Coca-Cola Consolidated makes, sells and distributes all of the Coca-Cola products in this region and normally would be cranking out Northern Neck Ginger Ale at its production facility in Sandston, VA.

But “due to industry-wide supply issues of cans, some products including Northern Neck Ginger Ale have been temporarily suspended,” said Brian Nick vice president of communications.

And the company doesn’t have any Northern Neck Ginger Ale left in inventory, he added.

What happened to aluminum cans?

In the U.S., the transportation market is the largest end-user of aluminum, consuming over one-third of the metal produced. After the coronavirus struck, auto makers’ production dropped by about 33,000 vehicles a day. As result, some aluminum producers shut down while others slashed production, in some cases to as little as 30 percent of their capacity. 

Meanwhile, on-premises drinking at establishments, like bars and restaurants, plummeted and consumers started drinking at home creating a surge in demand for canned beer and sodas, a research note from data and analytics firm S&P Global explained.

To put it into perspective, S&P Global said one beer maker reported that off-premises drinking, went up 98 percent after the pandemic, leaving beverage makers “struggling for cans.”

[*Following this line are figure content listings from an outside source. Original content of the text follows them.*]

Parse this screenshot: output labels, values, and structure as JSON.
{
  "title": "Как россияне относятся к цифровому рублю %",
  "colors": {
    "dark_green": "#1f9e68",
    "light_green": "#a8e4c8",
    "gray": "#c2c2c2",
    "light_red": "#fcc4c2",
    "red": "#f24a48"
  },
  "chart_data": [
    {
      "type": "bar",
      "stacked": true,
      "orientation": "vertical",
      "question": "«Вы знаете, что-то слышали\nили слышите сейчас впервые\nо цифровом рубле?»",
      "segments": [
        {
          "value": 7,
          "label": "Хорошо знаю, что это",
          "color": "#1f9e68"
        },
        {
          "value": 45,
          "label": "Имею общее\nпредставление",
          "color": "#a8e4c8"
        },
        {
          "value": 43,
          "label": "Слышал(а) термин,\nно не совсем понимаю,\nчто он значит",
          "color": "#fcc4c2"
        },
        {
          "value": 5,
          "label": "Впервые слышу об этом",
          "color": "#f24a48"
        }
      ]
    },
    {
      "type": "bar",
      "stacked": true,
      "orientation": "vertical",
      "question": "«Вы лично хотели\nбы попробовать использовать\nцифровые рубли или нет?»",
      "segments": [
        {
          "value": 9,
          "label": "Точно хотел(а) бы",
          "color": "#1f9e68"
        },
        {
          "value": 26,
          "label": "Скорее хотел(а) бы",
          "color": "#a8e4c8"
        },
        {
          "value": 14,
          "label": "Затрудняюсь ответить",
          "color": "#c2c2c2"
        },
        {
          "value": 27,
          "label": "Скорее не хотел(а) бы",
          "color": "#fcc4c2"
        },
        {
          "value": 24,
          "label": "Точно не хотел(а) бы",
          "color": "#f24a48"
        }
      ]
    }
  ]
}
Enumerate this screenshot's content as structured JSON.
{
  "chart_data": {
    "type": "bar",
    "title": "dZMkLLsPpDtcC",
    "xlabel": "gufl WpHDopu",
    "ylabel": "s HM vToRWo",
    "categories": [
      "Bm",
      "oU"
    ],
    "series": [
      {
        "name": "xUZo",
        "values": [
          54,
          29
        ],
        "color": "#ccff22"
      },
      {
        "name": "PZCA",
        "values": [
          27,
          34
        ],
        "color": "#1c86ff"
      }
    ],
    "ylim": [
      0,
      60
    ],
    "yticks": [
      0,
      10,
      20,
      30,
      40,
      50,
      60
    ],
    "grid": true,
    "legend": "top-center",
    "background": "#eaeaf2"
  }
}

An aluminum can is mostly recycled metal, and the U.S. generally reuses its own used cans to make new ones, but when the stay-at-home orders were implemented, the deposit and recycling pipeline shut down. Now, with demand up and supply tight, companies are looking to import metal from countries such as Mexico and Brazil. 

Recycling and production facilities have restarted but there’s still expected to be a lag in the market, in part because the stockpiles of scrap metal need to be rebuilt. 

By some projections, “the effects will linger for a few more months, and there is still the worry of a resurgence in the virus, which would put the market back on pause,” S&P Global’s market note says.

No Timeline for return of Northern Neck Ginger Ale

Coca-Cola Consolidated makes over 300 brands and flavors of beverages and didn’t respond to an inquiry of how it’s managing to keep an ample supply of other products, such as Coca-Cola and Sprite, on the shelves. But a customer service manager at a local grocery store said the company is prioritizing “ it’s core brands.”

Nick said the distribution footprint of Northern Neck Ginger Ale is mostly limited to the Northern Neck region.

We appreciate the local interest and enthusiasm of the brand, and we appreciate everyone’s patience as we work through this issue caused by these unprecedented times. We’re monitoring the industry-wide can supply situation closely but don’t have a projection on an end date as I’m sure you can appreciate the uncertainty of predicting much at this time, he said.